As a child, you learn certain behaviors: play nicely, share, use kind words and get along. These are all excellent foundations to develop considerate and well-behaved members of society. These practices become the norm, and some of us never learn how to deviate from these when necessary.

As we mature and develop, we find that these standards don’t always apply. Sometimes we need a new course of action without feeling like we’ve done something wrong. This is the time when new life lessons are in order. For some of us, it takes decades to figure these lessons out. And others, well, they may never learn.

It is my pleasure to share with you what your own parents, friends, family and communities won’t tell you. I am here to provide you these essential lessons that will improve your sense of well-being and set you apart as an adult.

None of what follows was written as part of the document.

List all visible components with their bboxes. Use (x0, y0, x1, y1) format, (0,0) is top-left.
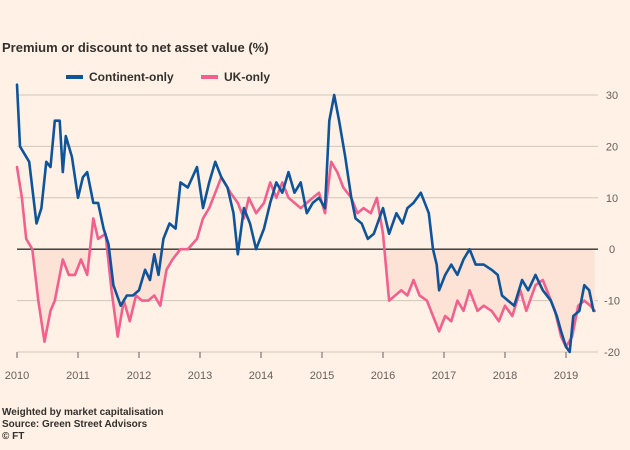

You don’t have to like everyone

Some people you will deeply connect with, others you will share pleasantries with, some you will feel ambivalent about and others, well, you just simply won’t like them. It is okay. Give yourself permission to accept that you won’t like everyone, nor do you have to. It doesn’t make you a bad person.

You don’t have to be friends with everyone

It is okay to test drive some friendships, but know that not all will result in relationships. This normal and okay. Do not feel pressured to always include everyone, or force friendship with those with whom you don’t fit. Life is too short to spend time with those who aren’t truly your people.

It’s okay to say no

Many of us are led to believe that if we say no, reject an invitation or a relationship, then we aren’t being nice. That we are hurting their feelings. But this is simply not the truth. It is kinder to be honest than to lead someone on.

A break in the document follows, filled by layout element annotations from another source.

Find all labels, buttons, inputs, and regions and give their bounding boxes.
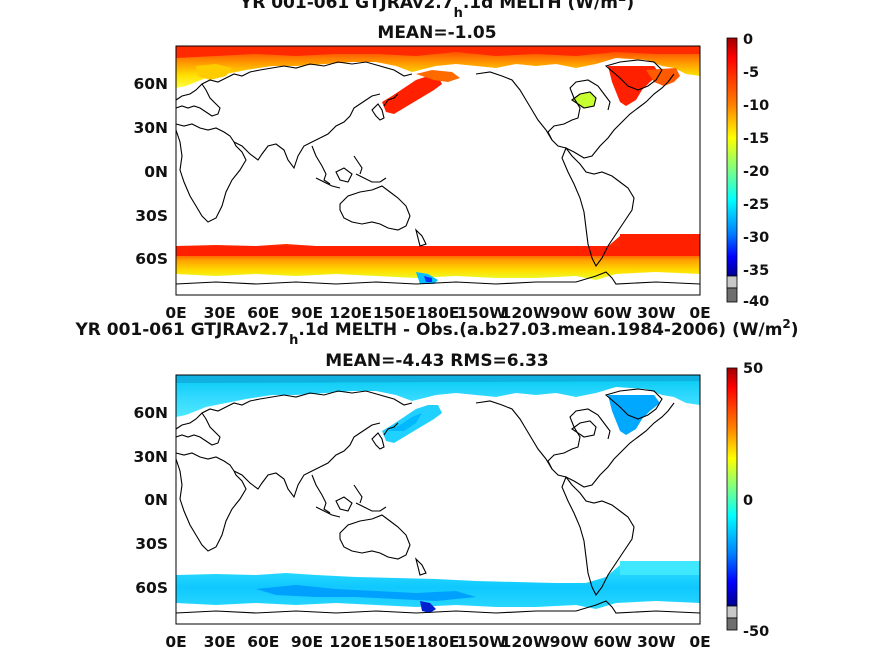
- top-panel-title: YR 001-061 GTJRAv2.7h.1d MELTH (W/m2) ME…: [239, 0, 634, 43]
- top-xtick-12: 0E: [689, 304, 710, 322]
- bottom-xtick-9: 90W: [550, 633, 589, 651]
- top-xtick-10: 60W: [593, 304, 632, 322]
- bottom-xtick-6: 180E: [417, 633, 460, 651]
- bottom-xtick-12: 0E: [689, 633, 710, 651]
- top-ytick-1: 30N: [133, 119, 168, 137]
- bottom-xtick-1: 30E: [204, 633, 236, 651]
- bottom-xtick-7: 150W: [457, 633, 506, 651]
- top-y-axis: 60N 30N 0N 30S 60S: [133, 75, 168, 268]
- top-arctic-field: [176, 46, 700, 114]
- bottom-ytick-1: 30N: [133, 448, 168, 466]
- top-ytick-0: 60N: [133, 75, 168, 93]
- top-xtick-5: 150E: [373, 304, 416, 322]
- top-cb-tick-0: 0: [743, 32, 753, 48]
- bottom-xtick-11: 30W: [637, 633, 676, 651]
- top-xtick-2: 60E: [247, 304, 279, 322]
- top-xtick-9: 90W: [550, 304, 589, 322]
- bottom-title-sup: 2: [782, 317, 790, 331]
- bottom-xtick-10: 60W: [593, 633, 632, 651]
- top-map: [175, 45, 701, 296]
- top-southern-field: [176, 234, 700, 286]
- bottom-title-main: YR 001-061 GTJRAv2.7: [74, 320, 289, 340]
- top-cb-tick-1: -5: [743, 65, 759, 81]
- top-title-end: ): [626, 0, 634, 13]
- top-subtitle: MEAN=-1.05: [377, 23, 496, 43]
- top-xtick-3: 90E: [291, 304, 323, 322]
- top-cb-tick-6: -30: [743, 230, 769, 246]
- top-xtick-0: 0E: [165, 304, 186, 322]
- top-xtick-4: 120E: [329, 304, 372, 322]
- bottom-ytick-0: 60N: [133, 404, 168, 422]
- bottom-xtick-3: 90E: [291, 633, 323, 651]
- bottom-xtick-5: 150E: [373, 633, 416, 651]
- bottom-colorbar: 50 0 -50: [726, 361, 769, 640]
- top-cb-tick-2: -10: [743, 98, 769, 114]
- top-title-sub: h: [454, 6, 463, 21]
- bottom-map: [175, 374, 701, 625]
- top-xtick-11: 30W: [637, 304, 676, 322]
- bottom-arctic-field: [176, 375, 700, 443]
- top-xtick-8: 120W: [501, 304, 550, 322]
- top-title-main: YR 001-061 GTJRAv2.7: [239, 0, 454, 13]
- svg-text:YR 001-061 GTJRAv2.7h.1d MELTH: YR 001-061 GTJRAv2.7h.1d MELTH - Obs.(a.…: [74, 317, 798, 348]
- top-xtick-1: 30E: [204, 304, 236, 322]
- top-ytick-4: 60S: [135, 250, 168, 268]
- bottom-title-rest: .1d MELTH - Obs.(a.b27.03.mean.1984-2006…: [298, 320, 782, 340]
- top-title-rest: .1d MELTH (W/m: [463, 0, 618, 13]
- bottom-ytick-4: 60S: [135, 579, 168, 597]
- top-title-sup: 2: [618, 0, 626, 4]
- top-xtick-7: 150W: [457, 304, 506, 322]
- bottom-ytick-3: 30S: [135, 535, 168, 553]
- bottom-xtick-0: 0E: [165, 633, 186, 651]
- top-cb-tick-4: -20: [743, 164, 769, 180]
- top-ytick-3: 30S: [135, 207, 168, 225]
- top-ytick-2: 0N: [144, 163, 168, 181]
- bottom-ytick-2: 0N: [144, 491, 168, 509]
- top-xtick-6: 180E: [417, 304, 460, 322]
- top-cb-tick-8: -40: [743, 294, 769, 310]
- bottom-title-end: ): [791, 320, 799, 340]
- top-cb-tick-7: -35: [743, 263, 769, 279]
- bottom-xtick-2: 60E: [247, 633, 279, 651]
- bottom-xtick-4: 120E: [329, 633, 372, 651]
- bottom-panel-title: YR 001-061 GTJRAv2.7h.1d MELTH - Obs.(a.…: [74, 317, 798, 371]
- bottom-cb-tick-0: 50: [743, 361, 763, 377]
- bottom-southern-field: [176, 561, 700, 613]
- top-cb-tick-5: -25: [743, 197, 769, 213]
- bottom-y-axis: 60N 30N 0N 30S 60S: [133, 404, 168, 597]
- svg-text:YR 001-061 GTJRAv2.7h.1d MELT: YR 001-061 GTJRAv2.7h.1d MELTH (W/m2): [239, 0, 634, 21]
- bottom-cb-tick-2: -50: [743, 624, 769, 640]
- bottom-xtick-8: 120W: [501, 633, 550, 651]
- top-cb-tick-3: -15: [743, 131, 769, 147]
- bottom-subtitle: MEAN=-4.43 RMS=6.33: [325, 351, 549, 371]
- bottom-cb-tick-1: 0: [743, 493, 753, 509]
- top-colorbar: 0 -5 -10 -15 -20 -25 -30 -35 -40: [726, 32, 769, 310]
- bottom-title-sub: h: [289, 333, 298, 348]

You don’t always have to be nice

No matter how of kind an individual you are, you will cross paths with those who aren’t nice, those who take advantage, or those who try to force their ideas or beliefs onto you. If you feel uncomfortable by words or actions, you don’t need to be a doormat. Don’t worry about offending someone if you feel that what they want from you is against your intuition.

Being direct isn’t a bad thing

We are often taught that if we’re direct, blunt, or honest, we will hurt someone’s feelings. We dance around issues, avoid invitations and make excuses, simply because we feel that being clear will result in something hurtful. This couldn’t be farther from the truth. Letting others know exactly what we think or how we feel saves a great deal of time and energy for all parties involved. Being direct is more courteous than you may have been led to believe.

Boundaries are important

Oftentimes we feel that our time, attention and energy is being used and we are being manipulated or under-appreciated. Set boundaries and protect yourself from those who aren’t kind, those who project negativity, or from those who want you to give and give with nothing in return. As it was stated in point number three, it is okay to say “no.” In fact, it’s quite liberating.

Listen to yourself/honor your feelings

If you truly listen to yourself, and trust your gut, you’ll find those with whom you connect. Pursue them! Conversely, if you feel that you’re in a situation or with people who aren’t going to enhance your experience, it is okay and encouraged to walk away. Trust yourself -- you know what’s best for you.